Proving once again that practice, experience, and hillwork pay off in the long (hilly) run, Ride and Tie veterans Tom Johnson and Mary Tiscornia on Albi handily won the Quicksilver Ride and Tie in 2 hours, 30 minutes, beating the second place team by 11 minutes. Albi, logging highest scores on two rigorous 12-point vet checks, was awarded best-conditioned horse.

Johnson and Tiscornia are experts in Ride and Tie, whether they team together or with an amateur. They know when to ride, when to tie and just how far they can push their horse to consistently win. At the 2002 World Championships in Truckee , CA , Johnson's Pro-Am team took third place overall and their mount, Zar Za Fire, was awarded best conditioned. Right behind Johnson at Truckee was Tiscornia, who finished fifth overall on Albi.

At Quicksilver, Johnson and Tiscornia applied basic textbook business strategy to win. Stay well ahead of the next two gold contenders and let them battle it out to the end.

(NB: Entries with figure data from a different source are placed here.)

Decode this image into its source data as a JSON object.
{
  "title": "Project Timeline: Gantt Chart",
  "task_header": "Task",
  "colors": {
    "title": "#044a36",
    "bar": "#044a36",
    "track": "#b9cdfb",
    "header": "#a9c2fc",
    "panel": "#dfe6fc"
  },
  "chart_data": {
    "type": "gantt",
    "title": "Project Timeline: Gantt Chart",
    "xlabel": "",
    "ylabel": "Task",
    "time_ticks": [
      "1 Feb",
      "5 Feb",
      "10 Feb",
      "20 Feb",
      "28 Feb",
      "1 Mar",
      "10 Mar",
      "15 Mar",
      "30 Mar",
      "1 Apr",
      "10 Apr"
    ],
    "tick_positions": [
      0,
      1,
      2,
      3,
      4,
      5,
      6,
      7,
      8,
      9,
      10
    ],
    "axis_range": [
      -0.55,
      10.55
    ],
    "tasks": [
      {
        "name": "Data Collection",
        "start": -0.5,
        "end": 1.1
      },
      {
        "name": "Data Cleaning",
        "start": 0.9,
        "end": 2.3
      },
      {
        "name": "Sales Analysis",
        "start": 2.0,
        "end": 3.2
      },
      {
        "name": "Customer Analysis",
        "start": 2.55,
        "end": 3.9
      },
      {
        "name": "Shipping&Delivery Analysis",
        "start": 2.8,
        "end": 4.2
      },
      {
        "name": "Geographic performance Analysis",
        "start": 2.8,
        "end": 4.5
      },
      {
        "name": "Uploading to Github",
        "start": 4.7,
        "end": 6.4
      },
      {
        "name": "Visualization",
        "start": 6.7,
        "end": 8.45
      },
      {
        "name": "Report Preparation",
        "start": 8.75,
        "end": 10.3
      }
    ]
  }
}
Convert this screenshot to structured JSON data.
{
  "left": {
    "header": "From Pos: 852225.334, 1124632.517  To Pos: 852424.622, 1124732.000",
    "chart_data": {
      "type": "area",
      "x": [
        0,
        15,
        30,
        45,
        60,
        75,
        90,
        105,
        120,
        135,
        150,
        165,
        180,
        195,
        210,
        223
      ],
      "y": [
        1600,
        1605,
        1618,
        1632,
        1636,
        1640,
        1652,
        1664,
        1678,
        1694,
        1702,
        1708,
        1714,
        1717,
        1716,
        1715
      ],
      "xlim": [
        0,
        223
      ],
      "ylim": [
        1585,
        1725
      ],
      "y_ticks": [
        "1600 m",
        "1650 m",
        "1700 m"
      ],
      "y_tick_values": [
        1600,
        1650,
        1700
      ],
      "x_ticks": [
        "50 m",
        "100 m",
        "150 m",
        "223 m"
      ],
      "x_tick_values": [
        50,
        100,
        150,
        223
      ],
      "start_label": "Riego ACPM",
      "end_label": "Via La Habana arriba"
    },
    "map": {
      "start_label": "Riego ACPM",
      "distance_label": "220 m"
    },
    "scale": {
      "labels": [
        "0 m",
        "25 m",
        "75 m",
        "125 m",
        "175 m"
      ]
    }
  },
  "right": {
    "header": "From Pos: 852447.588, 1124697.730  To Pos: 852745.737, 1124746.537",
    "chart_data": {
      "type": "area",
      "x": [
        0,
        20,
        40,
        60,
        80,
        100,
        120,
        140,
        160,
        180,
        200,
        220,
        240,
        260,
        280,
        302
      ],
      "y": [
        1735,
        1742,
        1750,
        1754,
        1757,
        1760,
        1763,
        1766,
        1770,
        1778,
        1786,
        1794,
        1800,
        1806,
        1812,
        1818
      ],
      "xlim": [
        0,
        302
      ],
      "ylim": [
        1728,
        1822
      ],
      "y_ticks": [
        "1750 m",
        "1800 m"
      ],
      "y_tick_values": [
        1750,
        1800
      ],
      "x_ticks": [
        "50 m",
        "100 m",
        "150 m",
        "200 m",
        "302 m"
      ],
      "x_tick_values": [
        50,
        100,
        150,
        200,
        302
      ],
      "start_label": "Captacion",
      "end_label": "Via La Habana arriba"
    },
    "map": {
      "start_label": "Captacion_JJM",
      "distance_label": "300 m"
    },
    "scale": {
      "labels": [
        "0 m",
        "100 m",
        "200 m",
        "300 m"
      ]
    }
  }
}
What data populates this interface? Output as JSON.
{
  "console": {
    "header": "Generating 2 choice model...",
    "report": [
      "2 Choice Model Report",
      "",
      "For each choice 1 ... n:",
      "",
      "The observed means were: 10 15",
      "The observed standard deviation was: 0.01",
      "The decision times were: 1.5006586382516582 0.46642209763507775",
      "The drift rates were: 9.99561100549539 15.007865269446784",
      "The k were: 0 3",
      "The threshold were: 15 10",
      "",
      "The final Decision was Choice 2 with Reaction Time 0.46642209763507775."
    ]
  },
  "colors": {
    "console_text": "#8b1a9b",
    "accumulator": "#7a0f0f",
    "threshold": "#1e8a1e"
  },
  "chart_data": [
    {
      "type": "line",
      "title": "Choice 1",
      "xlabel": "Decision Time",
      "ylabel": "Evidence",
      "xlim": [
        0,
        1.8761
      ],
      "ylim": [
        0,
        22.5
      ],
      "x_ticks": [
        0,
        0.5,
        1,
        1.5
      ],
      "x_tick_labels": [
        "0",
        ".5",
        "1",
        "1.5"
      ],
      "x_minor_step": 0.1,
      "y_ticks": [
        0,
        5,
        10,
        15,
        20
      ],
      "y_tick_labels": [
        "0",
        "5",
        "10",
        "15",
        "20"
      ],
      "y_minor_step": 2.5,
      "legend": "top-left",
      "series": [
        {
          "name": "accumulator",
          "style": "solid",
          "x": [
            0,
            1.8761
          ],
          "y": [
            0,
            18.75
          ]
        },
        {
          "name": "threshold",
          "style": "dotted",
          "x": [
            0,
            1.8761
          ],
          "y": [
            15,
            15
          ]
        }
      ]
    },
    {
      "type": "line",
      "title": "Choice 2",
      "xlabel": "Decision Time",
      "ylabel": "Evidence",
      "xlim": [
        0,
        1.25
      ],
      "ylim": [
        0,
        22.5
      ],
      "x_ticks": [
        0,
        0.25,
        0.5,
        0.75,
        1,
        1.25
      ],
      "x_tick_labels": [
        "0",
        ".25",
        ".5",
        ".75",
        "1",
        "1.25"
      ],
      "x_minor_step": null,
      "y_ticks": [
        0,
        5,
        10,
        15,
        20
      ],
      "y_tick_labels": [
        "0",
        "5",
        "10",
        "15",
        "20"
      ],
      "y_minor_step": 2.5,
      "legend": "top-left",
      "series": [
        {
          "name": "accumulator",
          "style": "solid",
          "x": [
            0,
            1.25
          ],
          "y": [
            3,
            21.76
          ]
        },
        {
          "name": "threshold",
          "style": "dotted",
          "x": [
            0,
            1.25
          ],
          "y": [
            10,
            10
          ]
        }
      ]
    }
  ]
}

The second place team of Pros John Osterweis (overall winner of the 2002 Quicksilver event) and Mark Richtman on Victor, finished just seconds ahead of the winning Pro-Am team of Laurie Wilson and Carrie Barrett on Cougar's Clown; both with a time of 2 hours, 41 minutes. This was Wilson 's ninth Quicksilver event and her fourth win in the Pro-Am category. Wilson, new mom and savvy competitor, is notorious for teaming with a first-time Ride and Tie partner and then winning the race.

Speed and strategy of the humans in a Ride and Tie is crucial, yet it's the mental and physical states of the horse which ultimately determine the outcome of a race. A horse who has a long history of endurance rides, best-conditioned awards, and race wins is a horse who knows how to pace himself, keep hydrated, stay sound, and excel to win.

Third place finisher, Cougar's Clown, is a perfect example of a proven athlete. Hidden behind his name and friendly Paint coloring, Cougar's Clown is a very serious stealth endurance competitor. Having logged over 2,000 miles in 40 sanctioned endurance competitions since 1991, Clown consistently out-paces and out-performs the rest of the pack and quite often takes home the coveted best-conditioned award.

Several other notable finishers of the Quicksilver event span the young to the venerable. Caylin Trocha, who celebrated her seventh birthday the day of the event, and her veteran Ride and Tie Dad, Bob Trocha, ran and rode their horse KB to a sweeping victory over the grueling 5-mile loop short course. This was Caylin's second Ride and Tie and based on her huge smile, it looks like she's hooked.

Meanwhile, forever young-at-heart endurance veterans, Warren Hellman and Jeff Townsend (who together claimed 110+ years combined at the World Championships) finished the Quicksilver course in the very respectable time of 2 hours, 55 minutes on another Ride and Tie veteran, 20-year-old Corky.

Warren Hellman and Corky

Copyright Biz Eischen

Much like other Ride and Tie events, the annual Quicksilver Ride and Tie continues to attract champions and rookies, the young and the not-so-young; some on new horses, others on ageless stars in the endurance circuit. Unlike most other equine events, Ride and Tie requires a concerted team effort to get all three team members around the course and across the finish line in good form.

Because of the team aspect of Ride and Tie and increasing interest in slightly wacky sports, it's easy to get rookies racing - if they know who to call to get started. The Ride and Tie association's formal mentor program helps newbies get into the sport, find training and racing partners, and find a horse. It's safe to say that all Quicksilver finishers are winners, some have just been winning longer.

For complete race results and more information on Ride and Tie, please visit the Ride and Tie website at www.rideandtie.org.


About the author:

Smitten with anything equine at an early age, Biz Eischen often mucked a neighbor's paddock in exchange for riding their Shetland ponies. Despite dogged determination to keep up with the older girls and to stay on the pony, Biz usually found herself bruised and alone running home after the wily mount. When she discovered Ride and Tie in 2002, Biz was a natural: she rides like crazy for a half mile and then spends the next half mile chasing the galloping horse on foot. And to think they made a sport out of a previous daily humiliation.